Busqué el extremo que había desenterrado primero y tiré del lino para aflojarlo. Luego introduje la punta del cuchillo y, sujetándolo con fuerza con la mano izquierda, lo deslicé hacia arriba.
Vi un pie humano.
No grité. De hecho, sonreí. Porque lo primero que sentí cuando cayó el lino fue un alivio enorme; debía de haber desenterrado un maniquí, ya que la piel humana nunca es del color del pie que estaba mirando. Exhalé una gran bocanada de aire y me eché a reír.
Entonces paré de reír.
La piel era exactamente del color del lino que la había envuelto y de la turba de alrededor. La toqué. Indescriptiblemente fría; indudablemente orgánica. Moví los dedos con delicadeza y pude sentir la estructura ósea que había debajo de la piel, un callo en el dedo meñique y una zona áspera en el talón. Era de carne y hueso, pero estaba manchado del intenso marrón oscuro de la tierra.
El pie era un poco más pequeño que el mío y tenía las uñas pintadas. El tobillo era esbelto. Había encontrado a una mujer. Supuse que era joven, de veinticinco o treinta y pocos años.
Miré el resto del cuerpo envuelto en lino. Donde calculé que estaba el pecho había un gran círculo, de unos treinta y cinco centímetros de diámetro, donde el lino cambiaba de color, era más oscuro, casi negro. O en la tierra había algo extraño que había afectado a ese trozo de lino, o ya estaba manchado cuando la enterraron.
No quería ver más, la verdad; sabía que tenía que llamar a las autoridades y dejar que se ocuparan de aquello. Pero no pude contenerme: agarré el lino más oscuro e hice otro corte. Ocho, diez, quince centímetros. Arranqué la tela para ver qué había debajo.
Ni siquiera entonces grité. Sobre unas piernas que no sentía como propias, me levanté y retrocedí hasta chocar con la pared del hoyo. Luego di media vuelta y trepé como si mi vida dependiera de ello. Una vez fuera, me sorprendió ver al caballo muerto a escasos metros. Me había olvidado de Jamie. Pero la urraca no. Estaba posada en su cabeza y daba furiosos picotazos. Levantó la vista con aire de culpabilidad; luego, lo juro, me sonrió con suficiencia. Un pedazo de carne brillante, chorreando sangre, asomaba de su pico: el ojo de Jamie.

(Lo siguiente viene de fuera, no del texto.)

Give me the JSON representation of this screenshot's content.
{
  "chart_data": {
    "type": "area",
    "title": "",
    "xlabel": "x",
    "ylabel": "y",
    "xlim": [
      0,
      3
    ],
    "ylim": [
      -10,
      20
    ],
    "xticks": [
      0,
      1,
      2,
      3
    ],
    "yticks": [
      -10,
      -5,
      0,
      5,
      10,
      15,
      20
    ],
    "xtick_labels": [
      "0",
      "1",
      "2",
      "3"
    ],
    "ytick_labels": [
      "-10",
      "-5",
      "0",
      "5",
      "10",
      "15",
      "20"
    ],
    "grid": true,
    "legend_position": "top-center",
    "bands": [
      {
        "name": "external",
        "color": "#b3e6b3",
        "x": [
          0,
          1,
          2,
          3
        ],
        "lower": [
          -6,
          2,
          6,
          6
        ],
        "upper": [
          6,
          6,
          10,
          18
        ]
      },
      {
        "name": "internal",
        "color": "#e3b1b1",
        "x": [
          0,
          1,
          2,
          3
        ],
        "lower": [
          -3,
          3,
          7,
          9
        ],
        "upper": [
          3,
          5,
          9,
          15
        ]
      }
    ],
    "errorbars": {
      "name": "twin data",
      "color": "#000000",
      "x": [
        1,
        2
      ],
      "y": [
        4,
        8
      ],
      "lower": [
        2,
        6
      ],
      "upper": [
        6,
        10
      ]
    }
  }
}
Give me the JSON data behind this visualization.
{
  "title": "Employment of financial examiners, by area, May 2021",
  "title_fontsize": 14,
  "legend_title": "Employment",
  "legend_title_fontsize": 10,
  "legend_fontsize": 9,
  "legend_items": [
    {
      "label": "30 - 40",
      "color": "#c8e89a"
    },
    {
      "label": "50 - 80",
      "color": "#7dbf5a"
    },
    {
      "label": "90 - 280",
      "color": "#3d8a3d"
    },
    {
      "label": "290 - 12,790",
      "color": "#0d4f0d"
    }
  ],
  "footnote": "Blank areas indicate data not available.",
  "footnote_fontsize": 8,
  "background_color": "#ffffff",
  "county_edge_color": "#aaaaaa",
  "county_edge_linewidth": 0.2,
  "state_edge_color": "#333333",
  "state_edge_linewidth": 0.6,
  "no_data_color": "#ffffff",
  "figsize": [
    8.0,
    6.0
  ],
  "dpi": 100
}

Fue entonces cuando grité.
Me quedé sentada al lado de Jamie, esperando. Seguía lloviendo y estaba calada hasta los huesos, pero ya nada importaba. En uno de nuestros cobertizos había encontrado una vieja tienda de lona verde y la había extendido sobre el cuerpo de Jamie, solo le dejé la cabeza al descubierto. No enterraría a mi pobre y viejo caballo aquel día. Acaricié su bonito pelo castaño y le trencé las crines mientras velaba en silencio a mis dos amigos fallecidos.
Cuando ya no pude soportar mirar a Jamie, levanté la cabeza y miré hacia la ensenada conocida como Tresta Voe. Los voes, o valles inundados, son un accidente geográfico común en esta parte del mundo; hay montones de ellos deshilachándose como delicada seda a lo largo de la costa. Es imposible describir con exactitud las formas retorcidas y fracturadas que crean, pero desde la colina que hay junto a nuestra casa veía tierra, luego el agua del voe que formaba una estrecha bahía bordeada de arena, luego una estrecha franja de colina, y luego de nuevo agua. Si estuviera a suficiente altura y tuviera buena visibilidad, podría ver cómo se prolongaba en franjas alternas de tierra y mar, tierra y mar, hasta que mis ojos alcanzaran el Atlántico y la roca abandonara por fin la lucha.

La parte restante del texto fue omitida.